Un documento presentado ante el tribunal de la remota Saipán, capital del territorio estadounidense de las Islas Marianas del Norte, en el Océano Pacífico, ya con fecha del martes 25 de junio, sostiene que Assange “conspiró a sabiendas e ilegalmente” para “recibir y obtener documentos relacionados con la defensa nacional” y “comunicar” esa información a personas que no tenían derecho a recibirlos”. Una carta del Departamento de Justicia registrada ante ese mismo tribunal señala: “Anticipamos que el acusado se declarará culpable (…) de conspirar para obtener y diseminar ilegalmente información clasificada relacionada con la defensa nacional de los Estados Unidos (…) y será sentenciado por el tribunal por ese delito”.

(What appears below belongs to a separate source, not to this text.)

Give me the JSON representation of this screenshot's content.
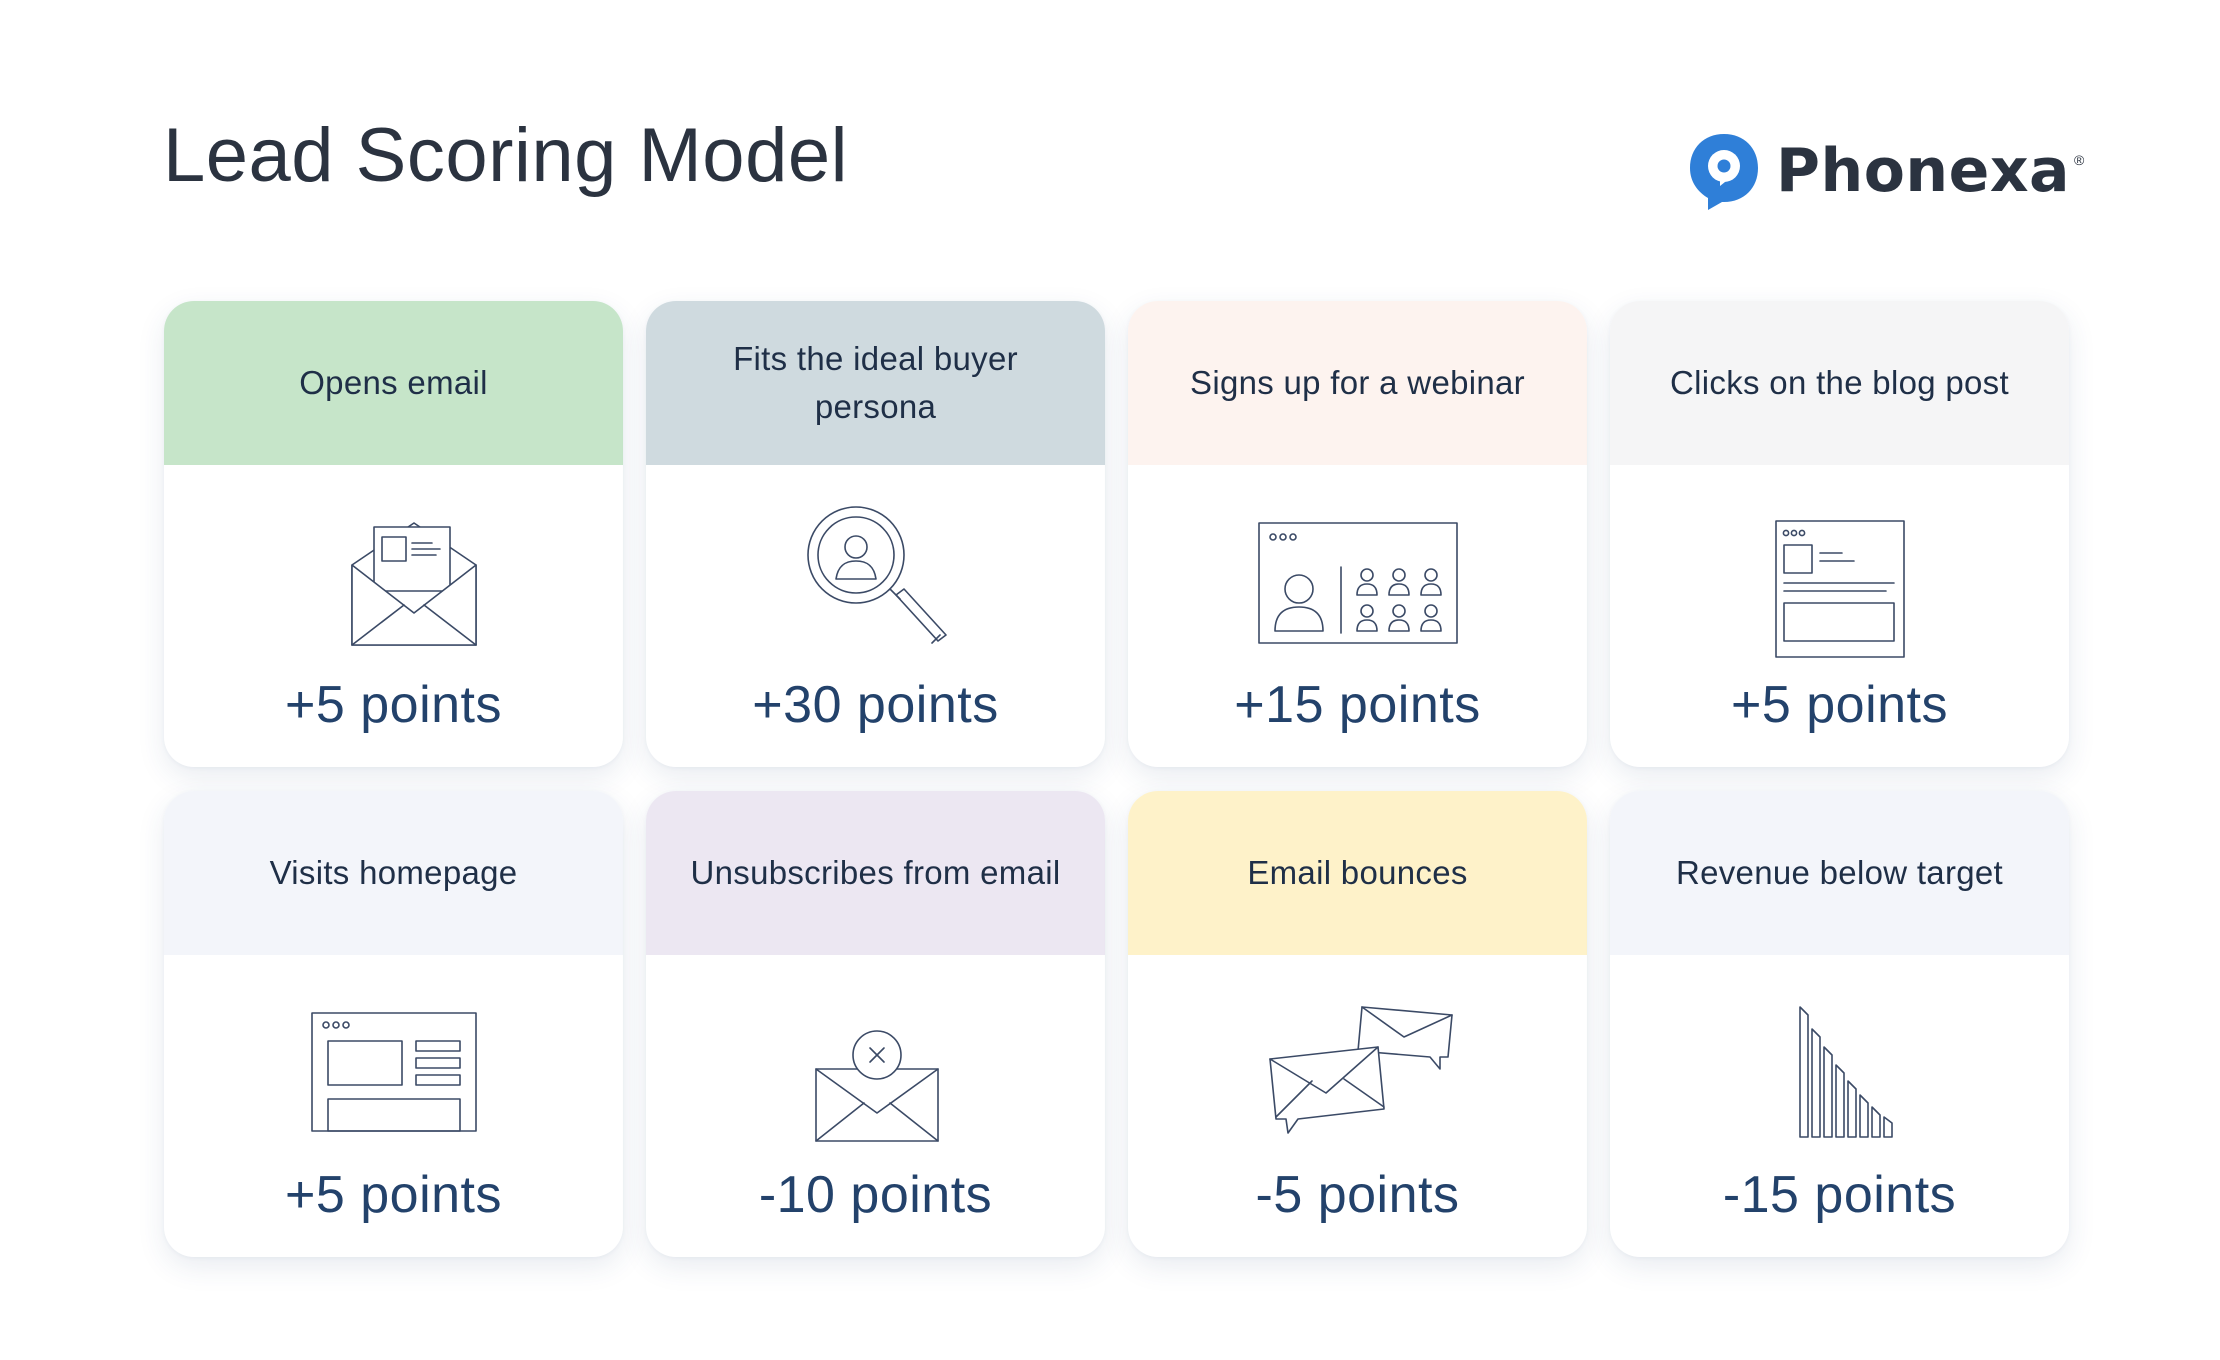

En esa misma carta se señala que Assange comparecerá este miércoles a las 9.00 de la mañana, hora local (1.00 de la madrugada en la España peninsular), ante la jueza Ramona Manglona, que se ha hecho cargo del caso apresuradamente. Según el Departamento de Justicia, el acusado rechazaba comparecer ante un juzgado del territorio continental de Estados Unidos. Esas islas están más cerca de Australia, hacia donde las autoridades estadounidenses prevén que se dirija Assange tras quedar en libertad, siempre según los documentos judiciales.
“A pesar de las distintas opiniones que la gente pueda tener sobre Julian Assange y sus actividades, el caso lleva ya mucho tiempo prolongándose. No hay nada que ganar con su continuo encarcelamiento y queremos que regrese a Australia”, ha dicho el primer ministro Anthony Albanese, que lleva meses defendiendo, junto al Parlamento de ese país, la liberación. Su decisión de apoyar esta causa contribuyó a impulsar una inmensa campaña internacional a favor de la libertad del cofundador de Wikileaks y de la propia libertad de prensa en todo el mundo.